As a 50 year old, GNU has been there in the background for most of my life as a computing professional. It has not grown much as an organisation or ideas base, but clung firmly to timeless principles.
That continuity and longevity is testimony to the power of an ideal, that computing belongs in the hands of the people, as a tool and not as a weapon in the hands of those who seek domination.
> The initial GNU announcement was crazy. Rewriting all of Unix? It was like Stallman had said, "I need help building a free rocket ship to Mars, and I'm getting started right after I finish this Thanksgiving dinner."
I hope to one day be known for 1 really crazy idea that somehow paid off, and not the 999 obviously bad ideas that it took to get there.
For me the greatest achievement of GNU is proving that software does not need to be proprietary. There was a time when Windows and other proprietary Unixes ruled the roost. Due to the easy availability of fundamental GNU software at the right time we saw the cambrian explosion of open computing software during the internet era.

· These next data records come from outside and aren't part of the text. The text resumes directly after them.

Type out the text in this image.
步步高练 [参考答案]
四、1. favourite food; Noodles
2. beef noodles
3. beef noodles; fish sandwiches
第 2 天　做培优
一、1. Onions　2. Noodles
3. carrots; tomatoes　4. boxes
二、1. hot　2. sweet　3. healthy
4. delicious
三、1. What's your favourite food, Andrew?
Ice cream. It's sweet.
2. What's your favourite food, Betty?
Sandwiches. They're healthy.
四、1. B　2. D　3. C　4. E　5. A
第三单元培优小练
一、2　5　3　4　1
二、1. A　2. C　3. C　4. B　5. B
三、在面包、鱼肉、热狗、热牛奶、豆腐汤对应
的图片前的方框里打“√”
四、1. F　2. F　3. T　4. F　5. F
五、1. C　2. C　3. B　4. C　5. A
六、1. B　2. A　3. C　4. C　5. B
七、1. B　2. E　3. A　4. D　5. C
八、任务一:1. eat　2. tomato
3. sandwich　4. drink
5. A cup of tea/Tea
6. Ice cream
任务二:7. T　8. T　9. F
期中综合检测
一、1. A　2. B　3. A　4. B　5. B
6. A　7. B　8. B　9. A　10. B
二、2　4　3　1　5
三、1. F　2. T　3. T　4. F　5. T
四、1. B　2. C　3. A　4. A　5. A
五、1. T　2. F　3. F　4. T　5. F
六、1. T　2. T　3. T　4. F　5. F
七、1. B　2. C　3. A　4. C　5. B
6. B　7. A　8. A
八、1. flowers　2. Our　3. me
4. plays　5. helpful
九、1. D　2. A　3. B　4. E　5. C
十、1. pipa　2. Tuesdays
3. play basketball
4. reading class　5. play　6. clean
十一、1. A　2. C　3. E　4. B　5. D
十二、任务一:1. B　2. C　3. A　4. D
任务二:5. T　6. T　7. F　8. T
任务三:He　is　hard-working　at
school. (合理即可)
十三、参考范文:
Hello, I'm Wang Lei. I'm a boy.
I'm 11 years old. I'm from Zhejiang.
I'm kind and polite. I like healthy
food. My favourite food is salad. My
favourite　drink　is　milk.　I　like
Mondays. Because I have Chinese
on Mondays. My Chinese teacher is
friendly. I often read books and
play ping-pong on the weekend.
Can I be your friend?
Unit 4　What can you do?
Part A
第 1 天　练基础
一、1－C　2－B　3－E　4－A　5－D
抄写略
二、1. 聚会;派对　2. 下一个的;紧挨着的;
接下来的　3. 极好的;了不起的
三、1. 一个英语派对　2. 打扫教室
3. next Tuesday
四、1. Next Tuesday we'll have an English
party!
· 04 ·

However, GNU seems to have not changed (enough) with the times. A new breed of open source software is steadily chipping away at GNU's monopoly (e.g. LLVM, musl etc). GNU's website, tooling and codebase increasingly looks outdated, monolithic and crusty. Sure there are gems still to be found in GNU's software stable. I also like that they hold fast to certain noble software principles.
TL;DR GNU needs to reinvent and refresh itself while still preserving its core principles.
I don't think "losing their monopoly on free software" is something that the FSF or GNU are all that worried about. Their main concern is ideological/social/political - that free software is created, exists, and that the licensing rules around it are followed. If every piece of software they ever wrote got superseded by another piece of free software that was better I think they would be overjoyed.
I think no-bloat should be GNUs next philosophy.
‘No-bloat’ is kind of antithetical to GNU, where the various applications give you everything and the kitchen sink with as many compilation flags as you like to rip out features if you really don’t want them. But one person’s bloat is another person’s fully featured system; I don’t think projects should be opinionated about ‘bloat’ if they don’t want to alienate some section of potential users.
So it was all copyleft, right? Definitely can remember us look with "awe and wonder" at Lawrence Lessig when he first visited one university in one ex-soviet country to lecture about the value of sharing software to a room full of people that have never ever in their life bought any.
Pirating software doesn't help too much when you want to study/modify it.
We can't take GNU without FSF: we can't think of GNU as a corporate brand to embrace as an identity that has to "win" an arms race.